Social Justice in South Africa

The final paragraph of my previous blog, ”Heroes and Role Models: Mutually Exclusive or One and the Same Thing?”, included  “We need real role models, … so that our country can return to a true state of morality … to the world.”  This is not quite accurate really as one of the readers of that blog noted.  Pat commented, “I do have to question … whether South Africa was ever truly ethical and moral? Apartheid certainly wasn’t moral and many people in our former govt and captains of industry pillaged the country prior to 1994. Even the colonial behaviour of our forefathers who treated people as slaves and in a paternalistic manner was also not moral.” and I have to agree with her.

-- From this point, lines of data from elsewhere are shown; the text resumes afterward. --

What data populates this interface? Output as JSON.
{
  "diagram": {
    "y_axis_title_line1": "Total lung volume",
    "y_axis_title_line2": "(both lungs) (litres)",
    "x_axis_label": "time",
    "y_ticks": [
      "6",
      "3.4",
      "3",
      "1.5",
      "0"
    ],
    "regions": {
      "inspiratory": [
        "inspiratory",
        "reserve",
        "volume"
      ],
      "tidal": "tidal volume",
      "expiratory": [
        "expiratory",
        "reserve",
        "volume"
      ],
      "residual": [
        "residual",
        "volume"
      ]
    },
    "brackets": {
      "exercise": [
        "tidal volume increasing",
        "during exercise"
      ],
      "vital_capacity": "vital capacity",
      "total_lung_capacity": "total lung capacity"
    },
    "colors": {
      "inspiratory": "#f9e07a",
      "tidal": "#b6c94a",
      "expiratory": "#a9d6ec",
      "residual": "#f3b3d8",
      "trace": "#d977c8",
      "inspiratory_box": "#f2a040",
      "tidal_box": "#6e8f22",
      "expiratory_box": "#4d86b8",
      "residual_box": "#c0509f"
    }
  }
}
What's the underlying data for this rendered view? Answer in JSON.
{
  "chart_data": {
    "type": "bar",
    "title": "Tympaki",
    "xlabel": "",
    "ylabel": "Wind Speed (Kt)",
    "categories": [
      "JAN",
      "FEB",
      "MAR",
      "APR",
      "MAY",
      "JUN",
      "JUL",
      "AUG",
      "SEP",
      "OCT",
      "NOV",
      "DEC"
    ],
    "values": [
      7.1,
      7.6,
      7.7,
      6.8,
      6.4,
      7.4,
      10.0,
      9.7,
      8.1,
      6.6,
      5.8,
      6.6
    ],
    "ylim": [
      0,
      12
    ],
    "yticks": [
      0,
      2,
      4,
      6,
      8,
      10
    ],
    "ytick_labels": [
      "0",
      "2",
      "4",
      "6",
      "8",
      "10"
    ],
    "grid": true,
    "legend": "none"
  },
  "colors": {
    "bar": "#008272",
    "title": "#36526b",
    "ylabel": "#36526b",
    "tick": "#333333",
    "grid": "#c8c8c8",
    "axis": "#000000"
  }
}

Many of us may feel that this current government is more amoral and corrupt than the previous ones South Africa has had and probably way more so than most in the world. This is very possibly because of the transparency clause of the Constitution which requires that leaders in government and business declare their interests and gifts. The Constitution also guarantees freedom of speech and of the press, something which was sorely lacking with the government of apartheid days. Secrecy and power were the order of the day, escalating particularly from 1985 onwards.  Sadly, the current government seems heading in that direction. We have all heard of the ‘Secrecy’ Bill for example. Then there is the latest decision to declare the Nkandla Report ‘Top Secret’. They are passing these laws by writing them in such a manner that they do not completely remove the Constitutional rights by saying that documents may be available on request using the Access to Information Law. But the access is frequently denied or delayed for months or years.

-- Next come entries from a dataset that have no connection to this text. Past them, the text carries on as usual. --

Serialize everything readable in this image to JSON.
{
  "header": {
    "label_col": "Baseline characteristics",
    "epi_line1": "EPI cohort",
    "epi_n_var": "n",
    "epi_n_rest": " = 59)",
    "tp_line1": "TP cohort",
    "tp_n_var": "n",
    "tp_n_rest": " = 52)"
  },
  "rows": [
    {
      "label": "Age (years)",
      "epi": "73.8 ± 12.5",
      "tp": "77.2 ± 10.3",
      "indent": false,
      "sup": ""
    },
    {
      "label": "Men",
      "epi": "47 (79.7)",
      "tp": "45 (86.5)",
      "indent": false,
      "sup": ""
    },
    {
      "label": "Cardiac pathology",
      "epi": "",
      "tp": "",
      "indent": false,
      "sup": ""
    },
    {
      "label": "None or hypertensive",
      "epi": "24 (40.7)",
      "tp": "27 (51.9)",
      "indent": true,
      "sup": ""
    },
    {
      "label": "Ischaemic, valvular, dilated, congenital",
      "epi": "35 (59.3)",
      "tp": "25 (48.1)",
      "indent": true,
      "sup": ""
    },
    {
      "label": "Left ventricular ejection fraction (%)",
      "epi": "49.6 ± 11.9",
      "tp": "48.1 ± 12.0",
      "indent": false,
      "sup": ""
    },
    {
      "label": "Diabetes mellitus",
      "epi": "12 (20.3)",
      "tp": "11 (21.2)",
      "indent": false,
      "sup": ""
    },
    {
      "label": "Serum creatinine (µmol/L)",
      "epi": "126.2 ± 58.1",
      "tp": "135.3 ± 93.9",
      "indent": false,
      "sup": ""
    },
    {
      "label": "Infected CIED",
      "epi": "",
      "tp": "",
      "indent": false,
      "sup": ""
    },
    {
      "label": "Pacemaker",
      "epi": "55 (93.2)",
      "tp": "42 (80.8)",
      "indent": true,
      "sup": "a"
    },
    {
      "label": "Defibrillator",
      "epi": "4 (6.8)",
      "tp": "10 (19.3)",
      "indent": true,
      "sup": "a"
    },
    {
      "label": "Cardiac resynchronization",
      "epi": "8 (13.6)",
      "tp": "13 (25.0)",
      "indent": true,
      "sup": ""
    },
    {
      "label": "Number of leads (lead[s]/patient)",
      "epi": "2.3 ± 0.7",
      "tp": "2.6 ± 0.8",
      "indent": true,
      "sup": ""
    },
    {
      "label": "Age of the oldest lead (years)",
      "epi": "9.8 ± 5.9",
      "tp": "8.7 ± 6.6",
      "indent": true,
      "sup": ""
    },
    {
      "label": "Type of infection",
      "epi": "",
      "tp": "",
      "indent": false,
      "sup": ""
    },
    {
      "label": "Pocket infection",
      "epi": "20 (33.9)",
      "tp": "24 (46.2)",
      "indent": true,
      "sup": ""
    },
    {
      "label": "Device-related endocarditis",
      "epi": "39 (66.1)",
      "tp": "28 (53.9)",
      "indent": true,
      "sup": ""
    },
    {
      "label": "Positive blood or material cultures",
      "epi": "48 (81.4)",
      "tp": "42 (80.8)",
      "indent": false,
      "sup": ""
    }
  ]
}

The Constitution also speaks of equality and rights for all but it is not happening in practice. I am always interested to note that political leaders, not only in South Africa, never use public hospitals when they are ill but will expect the majority of the population to do so. I am sure that if they spent one day at one, not even as an inpatient they would be shocked. This discrimination and lack of proper resources is anything but equality and social justice.

The definition of Social Justice is, “The fair and proper administration of laws conforming to the natural law that all persons, irrespective of ethnic origingenderpossessions, race, religion, etc., are to be treated equally and without prejudice.” If we are to be treated equally and without prejudice one way is that we all have equal access to facilities and none is above the law. How can it be justice when one man, with half a dozen wives, lives in overt luxury when all round him have no basic amenities such as ablution facilities? How can this one family have their own fully equipped medical clinic when those who live in the area have to travel many kilometres often to be told to come back on another day? Where is the justice?

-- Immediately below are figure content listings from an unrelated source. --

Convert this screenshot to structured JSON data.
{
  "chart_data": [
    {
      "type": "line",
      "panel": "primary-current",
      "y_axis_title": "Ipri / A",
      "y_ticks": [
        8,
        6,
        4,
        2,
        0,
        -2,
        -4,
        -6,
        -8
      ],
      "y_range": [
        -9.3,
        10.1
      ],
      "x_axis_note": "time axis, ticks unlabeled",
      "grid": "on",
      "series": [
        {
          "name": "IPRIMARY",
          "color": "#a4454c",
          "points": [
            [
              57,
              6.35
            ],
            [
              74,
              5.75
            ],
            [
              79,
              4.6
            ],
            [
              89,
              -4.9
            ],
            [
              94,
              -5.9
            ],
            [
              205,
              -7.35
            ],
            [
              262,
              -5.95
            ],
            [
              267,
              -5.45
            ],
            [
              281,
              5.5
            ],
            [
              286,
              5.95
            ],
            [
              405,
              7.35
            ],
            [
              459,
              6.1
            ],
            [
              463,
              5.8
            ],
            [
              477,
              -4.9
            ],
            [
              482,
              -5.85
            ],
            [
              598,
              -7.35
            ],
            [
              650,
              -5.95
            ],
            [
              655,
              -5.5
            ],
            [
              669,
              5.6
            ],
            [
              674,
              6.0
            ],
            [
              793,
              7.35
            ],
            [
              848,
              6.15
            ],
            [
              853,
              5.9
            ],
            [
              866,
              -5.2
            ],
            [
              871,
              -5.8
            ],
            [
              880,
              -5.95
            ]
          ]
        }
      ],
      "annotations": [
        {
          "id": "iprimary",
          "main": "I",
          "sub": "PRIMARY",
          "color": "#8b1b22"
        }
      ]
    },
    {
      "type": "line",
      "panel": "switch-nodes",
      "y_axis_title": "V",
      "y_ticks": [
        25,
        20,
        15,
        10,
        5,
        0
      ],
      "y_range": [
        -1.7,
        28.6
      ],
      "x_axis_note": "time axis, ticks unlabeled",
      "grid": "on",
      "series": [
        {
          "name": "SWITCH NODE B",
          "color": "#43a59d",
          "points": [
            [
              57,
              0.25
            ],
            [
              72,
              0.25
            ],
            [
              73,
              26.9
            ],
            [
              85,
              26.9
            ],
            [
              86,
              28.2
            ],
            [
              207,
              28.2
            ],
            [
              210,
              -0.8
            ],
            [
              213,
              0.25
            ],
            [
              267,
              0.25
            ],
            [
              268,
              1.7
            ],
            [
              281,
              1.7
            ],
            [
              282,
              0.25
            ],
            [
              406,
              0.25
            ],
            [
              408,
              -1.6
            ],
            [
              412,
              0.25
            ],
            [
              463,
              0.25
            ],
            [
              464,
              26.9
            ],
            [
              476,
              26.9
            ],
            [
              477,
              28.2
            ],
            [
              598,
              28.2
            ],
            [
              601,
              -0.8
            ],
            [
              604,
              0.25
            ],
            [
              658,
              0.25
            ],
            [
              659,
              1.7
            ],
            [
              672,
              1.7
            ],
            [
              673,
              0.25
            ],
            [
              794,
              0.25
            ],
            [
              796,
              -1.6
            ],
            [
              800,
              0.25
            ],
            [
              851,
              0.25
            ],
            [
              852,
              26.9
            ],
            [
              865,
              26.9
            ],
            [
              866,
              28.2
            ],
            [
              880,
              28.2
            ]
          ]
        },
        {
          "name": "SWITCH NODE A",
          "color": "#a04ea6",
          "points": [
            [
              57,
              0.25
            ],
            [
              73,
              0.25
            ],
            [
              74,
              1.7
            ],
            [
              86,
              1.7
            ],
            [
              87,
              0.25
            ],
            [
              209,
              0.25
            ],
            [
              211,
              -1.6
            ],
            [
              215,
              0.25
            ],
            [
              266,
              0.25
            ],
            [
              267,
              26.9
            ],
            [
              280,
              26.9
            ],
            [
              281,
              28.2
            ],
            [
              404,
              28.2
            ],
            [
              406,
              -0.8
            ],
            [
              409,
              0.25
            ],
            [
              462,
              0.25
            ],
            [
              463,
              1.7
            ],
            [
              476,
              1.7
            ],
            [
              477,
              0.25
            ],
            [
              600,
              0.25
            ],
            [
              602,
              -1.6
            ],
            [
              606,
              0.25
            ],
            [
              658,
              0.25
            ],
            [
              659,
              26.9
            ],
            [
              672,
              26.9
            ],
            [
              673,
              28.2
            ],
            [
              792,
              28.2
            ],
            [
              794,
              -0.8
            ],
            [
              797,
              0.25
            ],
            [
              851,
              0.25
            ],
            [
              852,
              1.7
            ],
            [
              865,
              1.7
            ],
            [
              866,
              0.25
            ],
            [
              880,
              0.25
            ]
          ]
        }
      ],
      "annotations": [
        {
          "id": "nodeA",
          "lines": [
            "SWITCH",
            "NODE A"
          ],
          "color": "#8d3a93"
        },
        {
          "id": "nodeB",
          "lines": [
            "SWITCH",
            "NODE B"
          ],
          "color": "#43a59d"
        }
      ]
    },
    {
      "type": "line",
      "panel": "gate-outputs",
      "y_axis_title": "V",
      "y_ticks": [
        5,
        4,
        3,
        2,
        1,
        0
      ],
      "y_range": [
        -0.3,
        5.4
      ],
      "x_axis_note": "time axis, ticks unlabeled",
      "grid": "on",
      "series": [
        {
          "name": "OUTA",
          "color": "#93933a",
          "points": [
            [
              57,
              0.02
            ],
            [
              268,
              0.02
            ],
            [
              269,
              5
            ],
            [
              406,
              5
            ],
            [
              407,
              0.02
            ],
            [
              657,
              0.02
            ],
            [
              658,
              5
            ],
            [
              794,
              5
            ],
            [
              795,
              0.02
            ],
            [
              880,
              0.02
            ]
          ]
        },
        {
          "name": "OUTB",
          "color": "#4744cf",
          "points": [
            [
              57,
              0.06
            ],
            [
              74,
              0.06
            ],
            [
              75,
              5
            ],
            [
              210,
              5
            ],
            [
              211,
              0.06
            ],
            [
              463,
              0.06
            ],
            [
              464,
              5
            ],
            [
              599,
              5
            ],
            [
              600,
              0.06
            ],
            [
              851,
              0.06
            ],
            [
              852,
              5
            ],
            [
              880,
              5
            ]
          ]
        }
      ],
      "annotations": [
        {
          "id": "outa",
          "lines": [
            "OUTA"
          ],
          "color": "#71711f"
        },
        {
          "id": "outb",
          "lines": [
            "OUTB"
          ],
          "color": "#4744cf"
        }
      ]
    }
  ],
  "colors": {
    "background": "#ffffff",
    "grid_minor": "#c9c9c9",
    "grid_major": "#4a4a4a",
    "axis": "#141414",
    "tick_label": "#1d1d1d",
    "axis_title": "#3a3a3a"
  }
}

In the United Kingdom the Departments of Social Welfare and Education are working together on a planned strategy to ensure social justice for all by improving the lives of the poor and needy. Their strategy includes helping troubled families turn their lives around, improving mental health, reducing child poverty and making sure that children are properly supported so that they complete their education, making work pay and so helping people to find and stay in work, helping people recover and become independent if things have gone wrong, working with the voluntary, public and private sectors to deal more effectively with complex problems. This is an all-inclusive and holistic programme to ensure social justice for all the people of the UK. Not only do those who need assistance and encouragement improve their lives but as they become more active members of society, the wealthy will not be subsidising them to the same degree and all will feel pride in the country. One of our biggest problems in SA is that no 2 departments seem able to work together, wasting time and money.

What we don’t need in South Africa is more laws or BEE which allows a few to grow rich while the poor grow poorer. We have enough laws and certainly enough resources for every South African to be on the receiving end of true Social Justice. We need proposed programmes and policies put into practice with NGOs supported financially and actively with honesty, integrity and morality at the basis of all that happens here. That is Social Justice!